Missions de santé facilitées
Les MSP permettent également à ses adhérents de mettre en place de nombreuses activités ou projets de santé, allant du protocole de soins personnalisé pour des personnes en difficulté à la télémédecine, en passant par des ateliers diététiques, des cafés santé pour la population… De plus, les membres se réunissent régulièrement pour aborder la prise en charge de cas complexes, suivre des formations… « Entre 30 et 40 professionnels de santé sont présents à ces réunions mensuelles, qui sont rémunérées une vingtaine d’euros », indique Hervé Breteau.
Plus spécifiquement, appartenir à une MSP permet au pharmacien de mener plus aisément de nouvelles missions, comme les entretiens pharmaceutiques ou les bilans de médication. Il est plus facile de les mettre en place au sein d’une structure et le partage avec les autres professionnels de santé en accroît l’intérêt.
Enfin, Les MSP sont une opportunité pour développer le maintien à domicile (MAD) ou la préparation des doses à administrer (PDA). Bien souvent, le rôle du pharmacien dans ces domaines est reconnu dans le cadre d’une MSP et le recours aux prestataires extérieurs est moindre.

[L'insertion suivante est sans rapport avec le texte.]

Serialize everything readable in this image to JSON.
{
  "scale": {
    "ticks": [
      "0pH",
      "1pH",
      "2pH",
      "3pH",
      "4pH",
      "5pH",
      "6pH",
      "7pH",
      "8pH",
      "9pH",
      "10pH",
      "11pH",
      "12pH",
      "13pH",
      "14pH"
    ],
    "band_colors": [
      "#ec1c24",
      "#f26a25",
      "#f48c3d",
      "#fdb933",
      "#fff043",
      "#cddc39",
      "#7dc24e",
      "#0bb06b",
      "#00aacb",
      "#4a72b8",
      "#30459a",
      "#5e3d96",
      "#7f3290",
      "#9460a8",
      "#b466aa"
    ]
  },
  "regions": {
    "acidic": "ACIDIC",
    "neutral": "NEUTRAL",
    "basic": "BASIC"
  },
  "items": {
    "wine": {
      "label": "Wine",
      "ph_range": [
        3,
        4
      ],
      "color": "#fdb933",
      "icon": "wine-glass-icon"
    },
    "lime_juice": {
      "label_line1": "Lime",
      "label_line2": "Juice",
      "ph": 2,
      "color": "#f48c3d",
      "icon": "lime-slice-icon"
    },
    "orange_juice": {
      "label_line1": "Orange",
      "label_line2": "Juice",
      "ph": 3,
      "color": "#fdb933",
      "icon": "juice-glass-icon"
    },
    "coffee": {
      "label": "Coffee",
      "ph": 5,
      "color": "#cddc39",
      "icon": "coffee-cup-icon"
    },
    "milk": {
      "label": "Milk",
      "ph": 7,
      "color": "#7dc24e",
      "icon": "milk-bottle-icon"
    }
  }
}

Toutefois, la mise en place de ces projets demande du temps, et certains professionnels rechignent à s’engager outre mesure. Ainsi, un titulaire avoue avoir refusé de participer à des projets trop chronophages. D’où l’intérêt de recruter, pour certaines MSP, des coordonnateurs rémunérés via les ACI.

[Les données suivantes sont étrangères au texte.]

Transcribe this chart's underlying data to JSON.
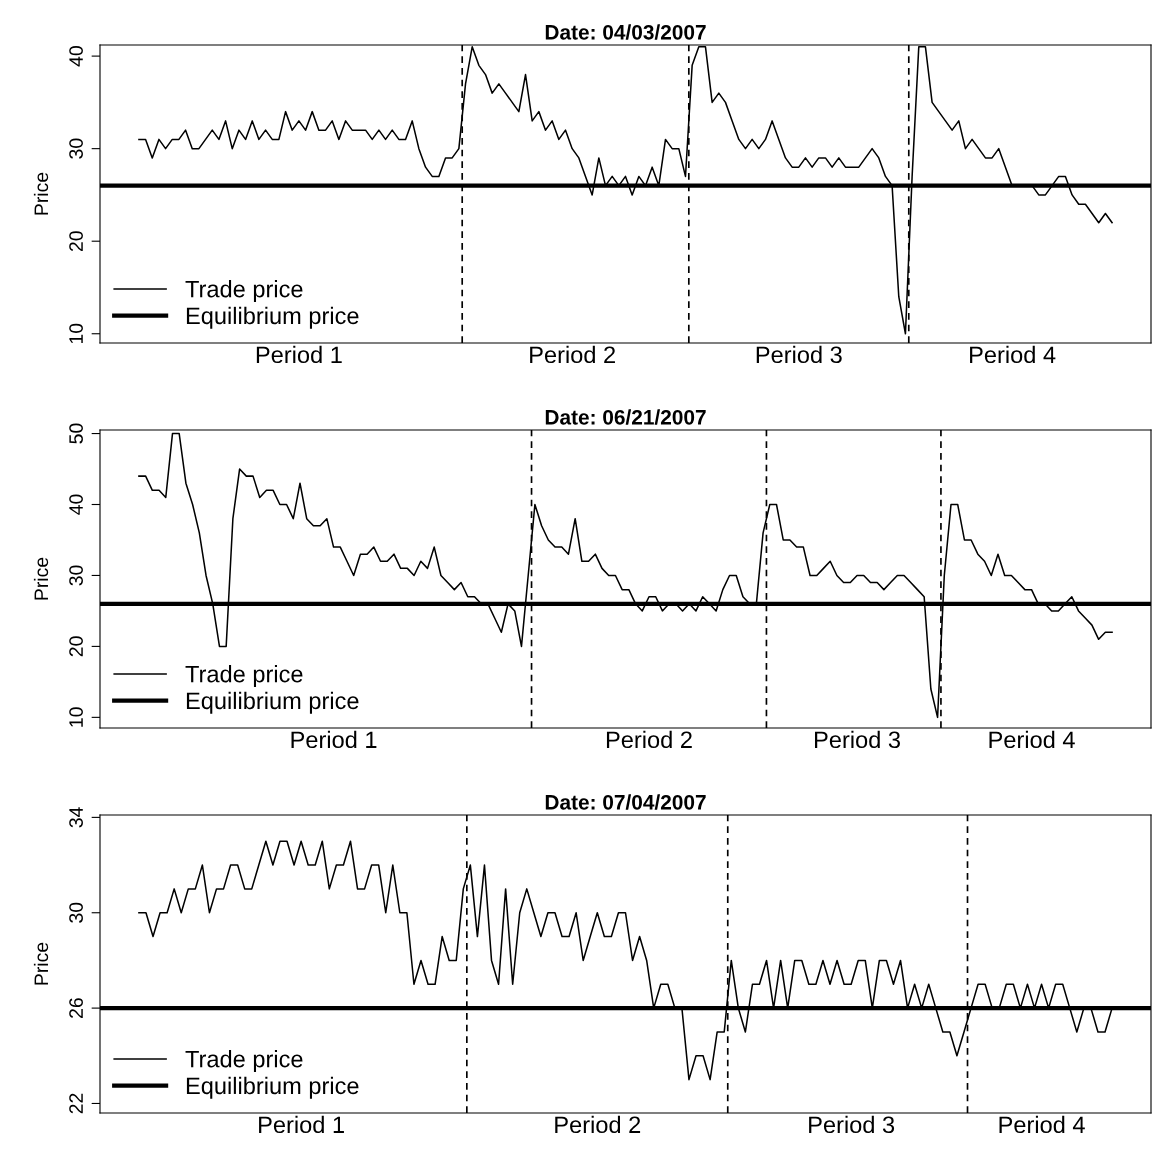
{
  "chart_data": [
    {
      "type": "line",
      "title": "Date: 04/03/2007",
      "ylabel": "Price",
      "ylim": [
        9,
        41.2
      ],
      "yticks": [
        10,
        20,
        30,
        40
      ],
      "legend": "bottom left",
      "grid": false,
      "categories": [
        null,
        null,
        null,
        null,
        null,
        null,
        null,
        null,
        null,
        null,
        null,
        null,
        null,
        null,
        null,
        null,
        null,
        null,
        null,
        null,
        null,
        null,
        null,
        null,
        "Period 1",
        null,
        null,
        null,
        null,
        null,
        null,
        null,
        null,
        null,
        null,
        null,
        null,
        null,
        null,
        null,
        null,
        null,
        null,
        null,
        null,
        null,
        null,
        null,
        null,
        null,
        null,
        null,
        null,
        null,
        null,
        null,
        null,
        null,
        null,
        null,
        null,
        null,
        null,
        null,
        null,
        "Period 2",
        null,
        null,
        null,
        null,
        null,
        null,
        null,
        null,
        null,
        null,
        null,
        null,
        null,
        null,
        null,
        null,
        null,
        null,
        null,
        null,
        null,
        null,
        null,
        null,
        null,
        null,
        null,
        null,
        null,
        null,
        null,
        null,
        null,
        "Period 3",
        null,
        null,
        null,
        null,
        null,
        null,
        null,
        null,
        null,
        null,
        null,
        null,
        null,
        null,
        null,
        null,
        null,
        null,
        null,
        null,
        null,
        null,
        null,
        null,
        null,
        null,
        null,
        null,
        null,
        null,
        null,
        "Period 4",
        null,
        null,
        null,
        null,
        null,
        null,
        null,
        null,
        null,
        null,
        null,
        null,
        null,
        null,
        null
      ],
      "ref_lines": [
        {
          "axis": "y",
          "value": 26,
          "label": "Equilibrium price",
          "color": "#000000",
          "line_style": "solid"
        }
      ],
      "series": [
        {
          "name": "Trade price",
          "color": "#000000",
          "line_style": "solid",
          "values": [
            31,
            31,
            29,
            31,
            30,
            31,
            31,
            32,
            30,
            30,
            31,
            32,
            31,
            33,
            30,
            32,
            31,
            33,
            31,
            32,
            31,
            31,
            34,
            32,
            33,
            32,
            34,
            32,
            32,
            33,
            31,
            33,
            32,
            32,
            32,
            31,
            32,
            31,
            32,
            31,
            31,
            33,
            30,
            28,
            27,
            27,
            29,
            29,
            30,
            37,
            41,
            39,
            38,
            36,
            37,
            36,
            35,
            34,
            38,
            33,
            34,
            32,
            33,
            31,
            32,
            30,
            29,
            27,
            25,
            29,
            26,
            27,
            26,
            27,
            25,
            27,
            26,
            28,
            26,
            31,
            30,
            30,
            27,
            39,
            41,
            41,
            35,
            36,
            35,
            33,
            31,
            30,
            31,
            30,
            31,
            33,
            31,
            29,
            28,
            28,
            29,
            28,
            29,
            29,
            28,
            29,
            28,
            28,
            28,
            29,
            30,
            29,
            27,
            26,
            14,
            10,
            27,
            41,
            41,
            35,
            34,
            33,
            32,
            33,
            30,
            31,
            30,
            29,
            29,
            30,
            28,
            26,
            26,
            26,
            26,
            25,
            25,
            26,
            27,
            27,
            25,
            24,
            24,
            23,
            22,
            23,
            22
          ]
        }
      ]
    },
    {
      "type": "line",
      "title": "Date: 06/21/2007",
      "ylabel": "Price",
      "ylim": [
        8.5,
        50.5
      ],
      "yticks": [
        10,
        20,
        30,
        40,
        50
      ],
      "legend": "bottom left",
      "grid": false,
      "categories": [
        null,
        null,
        null,
        null,
        null,
        null,
        null,
        null,
        null,
        null,
        null,
        null,
        null,
        null,
        null,
        null,
        null,
        null,
        null,
        null,
        null,
        null,
        null,
        null,
        null,
        null,
        null,
        null,
        null,
        "Period 1",
        null,
        null,
        null,
        null,
        null,
        null,
        null,
        null,
        null,
        null,
        null,
        null,
        null,
        null,
        null,
        null,
        null,
        null,
        null,
        null,
        null,
        null,
        null,
        null,
        null,
        null,
        null,
        null,
        null,
        null,
        null,
        null,
        null,
        null,
        null,
        null,
        null,
        null,
        null,
        null,
        null,
        null,
        null,
        null,
        null,
        null,
        "Period 2",
        null,
        null,
        null,
        null,
        null,
        null,
        null,
        null,
        null,
        null,
        null,
        null,
        null,
        null,
        null,
        null,
        null,
        null,
        null,
        null,
        null,
        null,
        null,
        null,
        null,
        null,
        null,
        null,
        null,
        null,
        "Period 3",
        null,
        null,
        null,
        null,
        null,
        null,
        null,
        null,
        null,
        null,
        null,
        null,
        null,
        null,
        null,
        null,
        null,
        null,
        null,
        null,
        null,
        null,
        null,
        null,
        null,
        "Period 4",
        null,
        null,
        null,
        null,
        null,
        null,
        null,
        null,
        null,
        null,
        null,
        null
      ],
      "ref_lines": [
        {
          "axis": "y",
          "value": 26,
          "label": "Equilibrium price",
          "color": "#000000",
          "line_style": "solid"
        }
      ],
      "series": [
        {
          "name": "Trade price",
          "color": "#000000",
          "line_style": "solid",
          "values": [
            44,
            44,
            42,
            42,
            41,
            50,
            50,
            43,
            40,
            36,
            30,
            26,
            20,
            20,
            38,
            45,
            44,
            44,
            41,
            42,
            42,
            40,
            40,
            38,
            43,
            38,
            37,
            37,
            38,
            34,
            34,
            32,
            30,
            33,
            33,
            34,
            32,
            32,
            33,
            31,
            31,
            30,
            32,
            31,
            34,
            30,
            29,
            28,
            29,
            27,
            27,
            26,
            26,
            24,
            22,
            26,
            25,
            20,
            30,
            40,
            37,
            35,
            34,
            34,
            33,
            38,
            32,
            32,
            33,
            31,
            30,
            30,
            28,
            28,
            26,
            25,
            27,
            27,
            25,
            26,
            26,
            25,
            26,
            25,
            27,
            26,
            25,
            28,
            30,
            30,
            27,
            26,
            26,
            36,
            40,
            40,
            35,
            35,
            34,
            34,
            30,
            30,
            31,
            32,
            30,
            29,
            29,
            30,
            30,
            29,
            29,
            28,
            29,
            30,
            30,
            29,
            28,
            27,
            14,
            10,
            30,
            40,
            40,
            35,
            35,
            33,
            32,
            30,
            33,
            30,
            30,
            29,
            28,
            28,
            26,
            26,
            25,
            25,
            26,
            27,
            25,
            24,
            23,
            21,
            22,
            22
          ]
        }
      ]
    },
    {
      "type": "line",
      "title": "Date: 07/04/2007",
      "ylabel": "Price",
      "ylim": [
        21.6,
        34.1
      ],
      "yticks": [
        22,
        26,
        30,
        34
      ],
      "legend": "bottom left",
      "grid": false,
      "categories": [
        null,
        null,
        null,
        null,
        null,
        null,
        null,
        null,
        null,
        null,
        null,
        null,
        null,
        null,
        null,
        null,
        null,
        null,
        null,
        null,
        null,
        null,
        null,
        "Period 1",
        null,
        null,
        null,
        null,
        null,
        null,
        null,
        null,
        null,
        null,
        null,
        null,
        null,
        null,
        null,
        null,
        null,
        null,
        null,
        null,
        null,
        null,
        null,
        null,
        null,
        null,
        null,
        null,
        null,
        null,
        null,
        null,
        null,
        null,
        null,
        null,
        null,
        null,
        null,
        null,
        null,
        "Period 2",
        null,
        null,
        null,
        null,
        null,
        null,
        null,
        null,
        null,
        null,
        null,
        null,
        null,
        null,
        null,
        null,
        null,
        null,
        null,
        null,
        null,
        null,
        null,
        null,
        null,
        null,
        null,
        null,
        null,
        null,
        null,
        null,
        null,
        null,
        null,
        "Period 3",
        null,
        null,
        null,
        null,
        null,
        null,
        null,
        null,
        null,
        null,
        null,
        null,
        null,
        null,
        null,
        null,
        null,
        null,
        null,
        null,
        null,
        null,
        null,
        null,
        null,
        null,
        "Period 4",
        null,
        null,
        null,
        null,
        null,
        null,
        null,
        null,
        null,
        null
      ],
      "ref_lines": [
        {
          "axis": "y",
          "value": 26,
          "label": "Equilibrium price",
          "color": "#000000",
          "line_style": "solid"
        }
      ],
      "series": [
        {
          "name": "Trade price",
          "color": "#000000",
          "line_style": "solid",
          "values": [
            30,
            30,
            29,
            30,
            30,
            31,
            30,
            31,
            31,
            32,
            30,
            31,
            31,
            32,
            32,
            31,
            31,
            32,
            33,
            32,
            33,
            33,
            32,
            33,
            32,
            32,
            33,
            31,
            32,
            32,
            33,
            31,
            31,
            32,
            32,
            30,
            32,
            30,
            30,
            27,
            28,
            27,
            27,
            29,
            28,
            28,
            31,
            32,
            29,
            32,
            28,
            27,
            31,
            27,
            30,
            31,
            30,
            29,
            30,
            30,
            29,
            29,
            30,
            28,
            29,
            30,
            29,
            29,
            30,
            30,
            28,
            29,
            28,
            26,
            27,
            27,
            26,
            26,
            23,
            24,
            24,
            23,
            25,
            25,
            28,
            26,
            25,
            27,
            27,
            28,
            26,
            28,
            26,
            28,
            28,
            27,
            27,
            28,
            27,
            28,
            27,
            27,
            28,
            28,
            26,
            28,
            28,
            27,
            28,
            26,
            27,
            26,
            27,
            26,
            25,
            25,
            24,
            25,
            26,
            27,
            27,
            26,
            26,
            27,
            27,
            26,
            27,
            26,
            27,
            26,
            27,
            27,
            26,
            25,
            26,
            26,
            25,
            25,
            26
          ]
        }
      ]
    }
  ]
}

La SISA toujours problématique
Enfin, il persiste encore une problématique sur le statut juridique de la Société interprofessionnelle de soins ambulatoires (SISA). En effet, les MSP se structurent en SISA pour pouvoir percevoir la rémunération des actes de coordination des professionnels de santé (ACI). Mais ces SISA posent problème dès lors qu’il y a achat de matériels soumis à la TVA, ce qui incite certains professionnels de santé à écarter les pharmaciens de ce type de structure juridique. Pourtant, nul besoin de rejeter le pharmacien de la SISA tant que les rémunérations ne sont pas utilisées pour acheter du matériel. Par ailleurs, le pharmacien peut aussi faire partie de la MSP tout en n’étant pas membre de la SISA. Pour cela, il faut seulement qu’il soit signataire du projet de santé. Il pourra participer aux projets de la MSP et être rémunéré pour les actions réalisées (réunions de coordination, etc.) au même titre que les autres professionnels de santé. « Néanmoins, ce statut de la SISA, qui manque de clarté, doit évoluer à terme », affirme Brigitte Bouzige.